Our vehicles also come equipped with advanced telematics and software assistance for an unmatched customer experience. Euler Shepherd, our proprietary software, offers real-time fleet tracking, vehicle monitoring, and charging status. We’ve made significant strides in connected vehicles, optimizing the underlying network layer within the Telematics Control Unit (TCU) to gather extensive data through our Euler Software Stack (ESS-5.0).
What does Euler Motors offer to financiers that other competitors might not be offering for underwriting the loans?
We offer financiers customized dashboards with real-time vehicle performance and health analytics, enabling informed decision-making and risk mitigation.
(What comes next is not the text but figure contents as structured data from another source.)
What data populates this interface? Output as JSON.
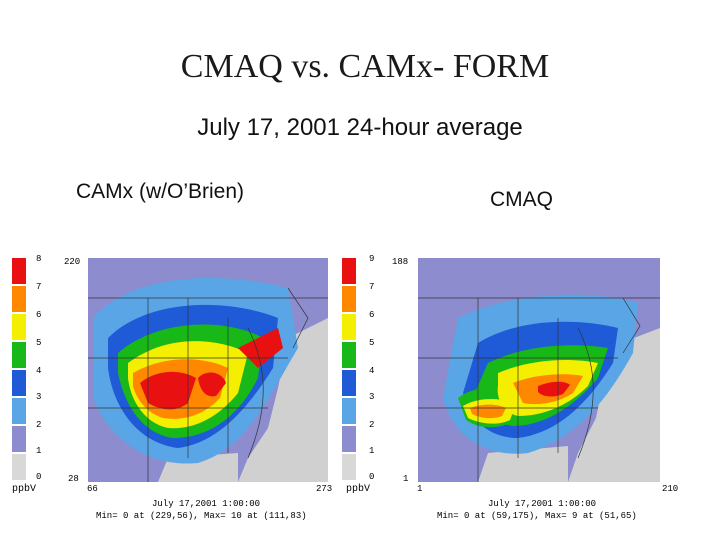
{
  "title": "CMAQ vs. CAMx- FORM",
  "subtitle": "July 17, 2001 24-hour average",
  "colors": {
    "bin_0_1": "#c8c8c8",
    "bin_1_2": "#8c8ccf",
    "bin_2_3": "#5aa5e6",
    "bin_3_4": "#1f5ad7",
    "bin_4_5": "#00a0a0",
    "bin_5_6": "#18b818",
    "bin_6_7": "#f4ee00",
    "bin_7_8": "#ff8800",
    "bin_8_9": "#e81010",
    "land_gray": "#d0d0d0"
  },
  "panels": {
    "left": {
      "label": "CAMx (w/O’Brien)",
      "colorbar_ticks": [
        "8",
        "7",
        "6",
        "5",
        "4",
        "3",
        "2",
        "1",
        "0"
      ],
      "unit": "ppbV",
      "y_top": "220",
      "y_bottom": "28",
      "x_left": "66",
      "x_right": "273",
      "date": "July 17,2001 1:00:00",
      "minmax": "Min=    0 at (229,56), Max=   10 at (111,83)"
    },
    "right": {
      "label": "CMAQ",
      "colorbar_ticks": [
        "9",
        "7",
        "6",
        "5",
        "4",
        "3",
        "2",
        "1",
        "0"
      ],
      "unit": "ppbV",
      "y_top": "188",
      "y_bottom": "1",
      "x_left": "1",
      "x_right": "210",
      "date": "July 17,2001 1:00:00",
      "minmax": "Min=    0 at (59,175), Max=    9 at (51,65)"
    }
  }
}
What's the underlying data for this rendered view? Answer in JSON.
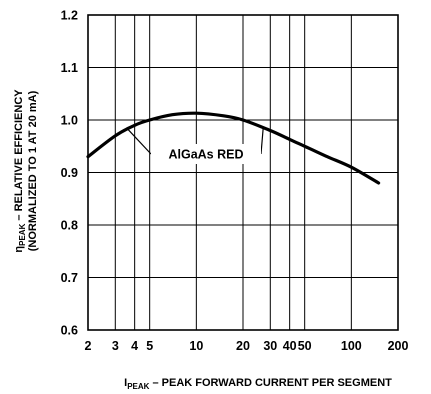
{
  "chart_data": {
    "type": "line",
    "x_scale": "log",
    "xlim": [
      2,
      200
    ],
    "ylim": [
      0.6,
      1.2
    ],
    "grid": true,
    "x_ticks": [
      2,
      3,
      4,
      5,
      10,
      20,
      30,
      40,
      50,
      100,
      200
    ],
    "x_tick_labels": [
      "2",
      "3",
      "4",
      "5",
      "10",
      "20",
      "30",
      "40",
      "50",
      "100",
      "200"
    ],
    "y_ticks": [
      0.6,
      0.7,
      0.8,
      0.9,
      1.0,
      1.1,
      1.2
    ],
    "y_tick_labels": [
      "0.6",
      "0.7",
      "0.8",
      "0.9",
      "1.0",
      "1.1",
      "1.2"
    ],
    "xlabel": {
      "main": "I",
      "sub": "PEAK",
      "rest": " – PEAK FORWARD CURRENT PER SEGMENT"
    },
    "ylabel": {
      "line1_main": "η",
      "line1_sub": "PEAK",
      "line1_rest": " – RELATIVE EFFICIENCY",
      "line2": "(NORMALIZED TO 1 AT 20 mA)"
    },
    "annotation": "AlGaAs RED",
    "series": [
      {
        "name": "AlGaAs RED",
        "x": [
          2,
          3,
          4,
          5,
          7,
          10,
          15,
          20,
          30,
          40,
          50,
          70,
          100,
          150
        ],
        "y": [
          0.93,
          0.97,
          0.99,
          1.0,
          1.01,
          1.013,
          1.008,
          1.0,
          0.98,
          0.963,
          0.95,
          0.93,
          0.91,
          0.88
        ]
      }
    ]
  }
}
Unique features like immobilization enhance security, while comprehensive data insights reduce the likelihood of defaults.
In addition, our pre-emptive monitoring system boosts vehicle uptime and addresses potential battery issues proactively, minimizing operational disruptions and maximizing returns for financiers. This not only improves the reliability of financed vehicles but also enhances their resale value in the secondary market.
What is Euler Motor’s financing model and how can financiers leverage the data provided by Euler Motors to find the residual value of the product and to enable the secondary market?
Euler Motors has equipped financiers to access various aspects of vehicle usage, including performance metrics and maintenance records, to forecast depreciation and gauge the condition of our products over time. They can conduct a comparative analysis and monitor market trends to assess the resale value of Euler Motors’ offerings. Additionally, insights from customer feedback and satisfaction data provide valuable information on perceived quality, influencing market demand and residual value.
Moreover, financiers can leverage data on EV lifecycle, battery degradation, and industry trends to develop predictive models for accurate estimation of residual value. By providing comprehensive vehicle history and performance data, financiers facilitate smoother transactions, enhance buyer confidence, and foster a robust secondary market for Euler Motors’ EVs.
Any key expansion plans or upcoming projects the company is working on?
We are gearing up for significant growth in the upcoming fiscal year. With a target revenue range of INR 195-200 crore and a goal of surpassing 500 vehicles in monthly sales by FY24, the company is set to expand its presence to 40 cities nationwide. This expansion will build upon its current footprint of 22 cities and 21 showrooms, including major markets such as Bengaluru, Chennai, Chandigarh, Jaipur, Hyderabad, and Kolkata.
To facilitate this expansion, we are investing in scaling up our production capacity through the development of a new facility. With an investment of INR 130 crore, our new facility is projected to boost capacity from 3,000 to 35,000 vehicles per year. This strategic initiative underscores the company’s commitment to meeting growing demand and extending its market reach.